The concentration of catechins in ripe fruits is about five -to-twenty milligrams per hundred grams of fresh weight. Dimeric proanthocyanidins occur in unripe berries and the leaves of soft fruit plants in amounts ranging between fifty and five hundred milligrams per hundred grams of fresh weight. Some proanthocyanidins are present in apples and grapes. Flavonoids are in tea, cocoa, wine and beer.

There certainly is a synergism between vitamin C and the bioflavonoids. They protect each other against oxidation and have other interactions. Lets discuss the importance of bioflavonoids to health. Capillaries are important because they carry nutrients to cells and then carry away waste. Capillaries must be permeable enough to allow fluids to seep out of the capillaries, mix with the fluid that surrounds all of the cells, and then reenter the capillaries. If the capillaries become too permeable, too much fluid and protein seep out resulting in edema, and even red blood cells may also seep out causing bruising and red spots. Petechiae occurs small hemorrhages appearing as red spots, formation permitted by weak capillaries. If capillaries are too permeable, they are no longer a barrier to infection.

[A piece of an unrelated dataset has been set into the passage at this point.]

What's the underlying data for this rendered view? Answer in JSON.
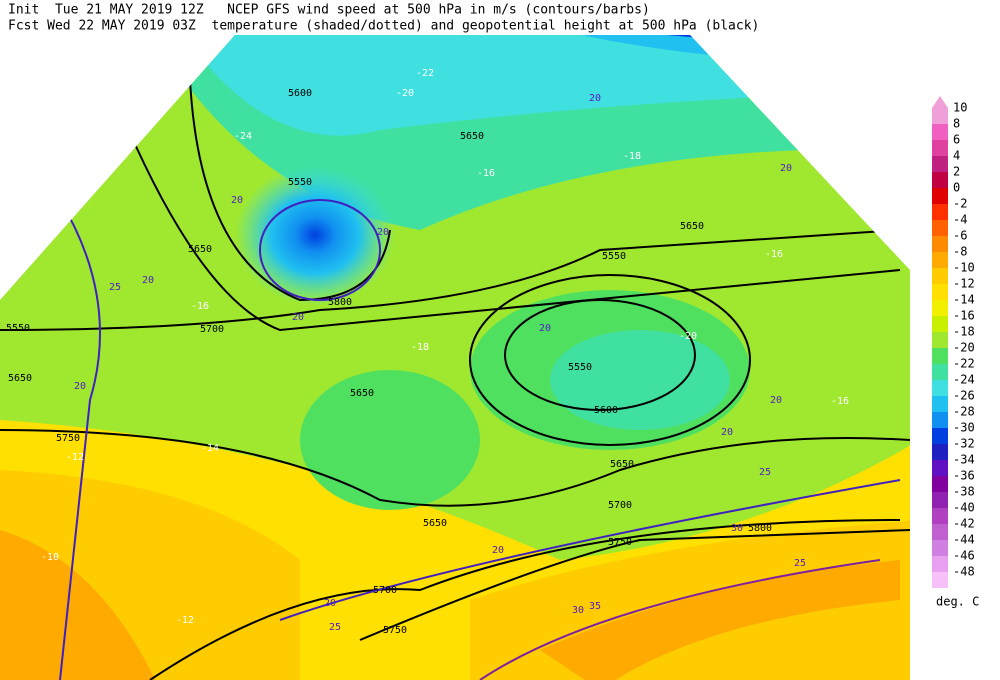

Most people assume that it's the high blood pressure alone that bursts the blood vessels, but it is the decreased capillary resistance and increased permeability that cause the blood vessel to bleed and weaken enough to burst.

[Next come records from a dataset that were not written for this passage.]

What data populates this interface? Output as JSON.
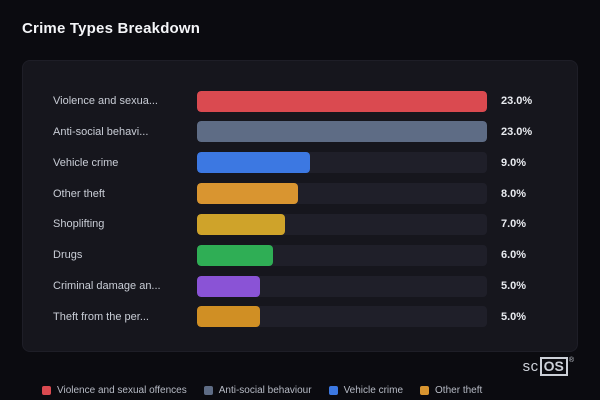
{
  "page_title": "Crime Types Breakdown",
  "logo": {
    "prefix": "sc",
    "box": "OS",
    "reg": "®"
  },
  "chart_data": {
    "type": "bar",
    "orientation": "horizontal",
    "title": "Crime Types Breakdown",
    "categories": [
      "Violence and sexua...",
      "Anti-social behavi...",
      "Vehicle crime",
      "Other theft",
      "Shoplifting",
      "Drugs",
      "Criminal damage an...",
      "Theft from the per..."
    ],
    "values": [
      23.0,
      23.0,
      9.0,
      8.0,
      7.0,
      6.0,
      5.0,
      5.0
    ],
    "value_labels": [
      "23.0%",
      "23.0%",
      "9.0%",
      "8.0%",
      "7.0%",
      "6.0%",
      "5.0%",
      "5.0%"
    ],
    "colors": [
      "#da4a50",
      "#5e6c85",
      "#3c78e2",
      "#d99530",
      "#cfa32a",
      "#2fae55",
      "#8a53d6",
      "#d08f24"
    ],
    "max_value": 23.0,
    "xlabel": "",
    "ylabel": "",
    "grid": false,
    "legend_position": "bottom",
    "legend": [
      {
        "label": "Violence and sexual offences",
        "color": "#da4a50"
      },
      {
        "label": "Anti-social behaviour",
        "color": "#5e6c85"
      },
      {
        "label": "Vehicle crime",
        "color": "#3c78e2"
      },
      {
        "label": "Other theft",
        "color": "#d99530"
      }
    ]
  }
}
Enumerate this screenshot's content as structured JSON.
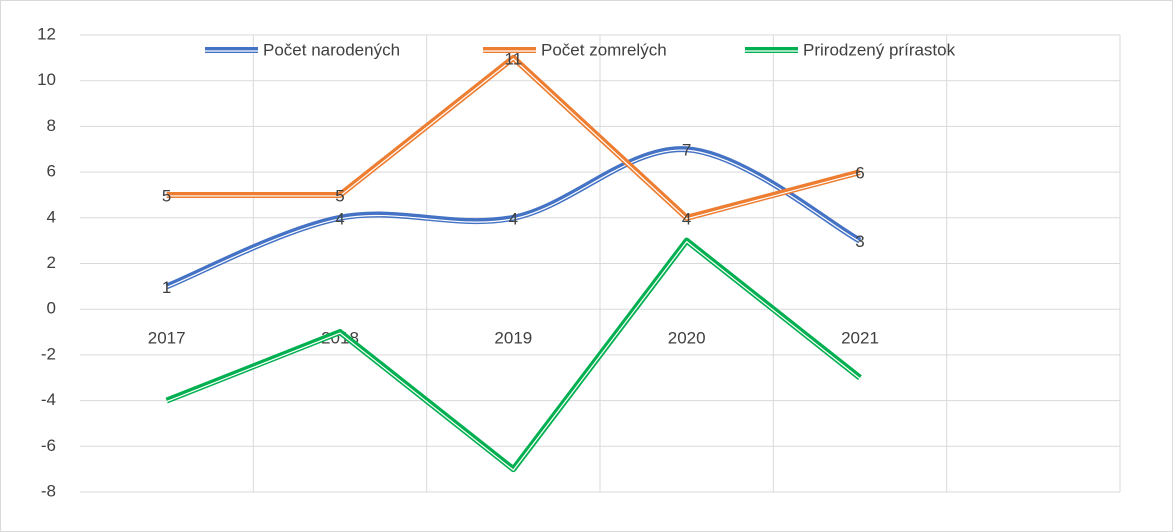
{
  "chart_data": {
    "type": "line",
    "categories": [
      "2017",
      "2018",
      "2019",
      "2020",
      "2021",
      null
    ],
    "series": [
      {
        "name": "Počet narodených",
        "color": "#4472c4",
        "smooth": true,
        "data_labels": true,
        "values": [
          1,
          4,
          4,
          7,
          3,
          null
        ]
      },
      {
        "name": "Počet zomrelých",
        "color": "#ed7d31",
        "smooth": false,
        "data_labels": true,
        "values": [
          5,
          5,
          11,
          4,
          6,
          null
        ]
      },
      {
        "name": "Prirodzený prírastok",
        "color": "#00b050",
        "smooth": false,
        "data_labels": false,
        "values": [
          -4,
          -1,
          -7,
          3,
          -3,
          null
        ]
      }
    ],
    "ylim": [
      -8,
      12
    ],
    "yticks": [
      -8,
      -6,
      -4,
      -2,
      0,
      2,
      4,
      6,
      8,
      10,
      12
    ],
    "grid": true,
    "legend": "top"
  }
}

So, if low capillary resistance is common in people with high blood pressure, and this is a major factor that leads to stroke and retinal hemorrhage, these studies are of major importance to the millions of people with high blood pressure.

Special mention should be made of the observation that, if hypertension is associated with a low capillary resistance, the incidence of cerebral insults (apoplexy, stroke) and retinal hemorrhage is essentially higher [Griffith and Lindauer, 1944]. It was established by Paterson in 1940 that capillary rupture accompanied by intimal bleeding plays a role in the mechanism of cerebral arterial thrombosis. He assumed that, at the intracapillary pressure resulting from the high blood pressure, the capillary fragility (which is enhanced for various reasons) is responsible for the intimal rupture of the cerebral arterial capillaries.

Many people having fragile capillaries might result in problems such as bleeding gums, floaters caused by bleeding into the retina, glaucoma, bleeding kidneys, hemorrhoids, bruising, headaches and stroke. There have also been additional European studies that show that using Bioflavonoids as a nutritional adjunct helps against varicose veins, heavy menstrual bleeding, hemorrhoids and the complications of diabetes.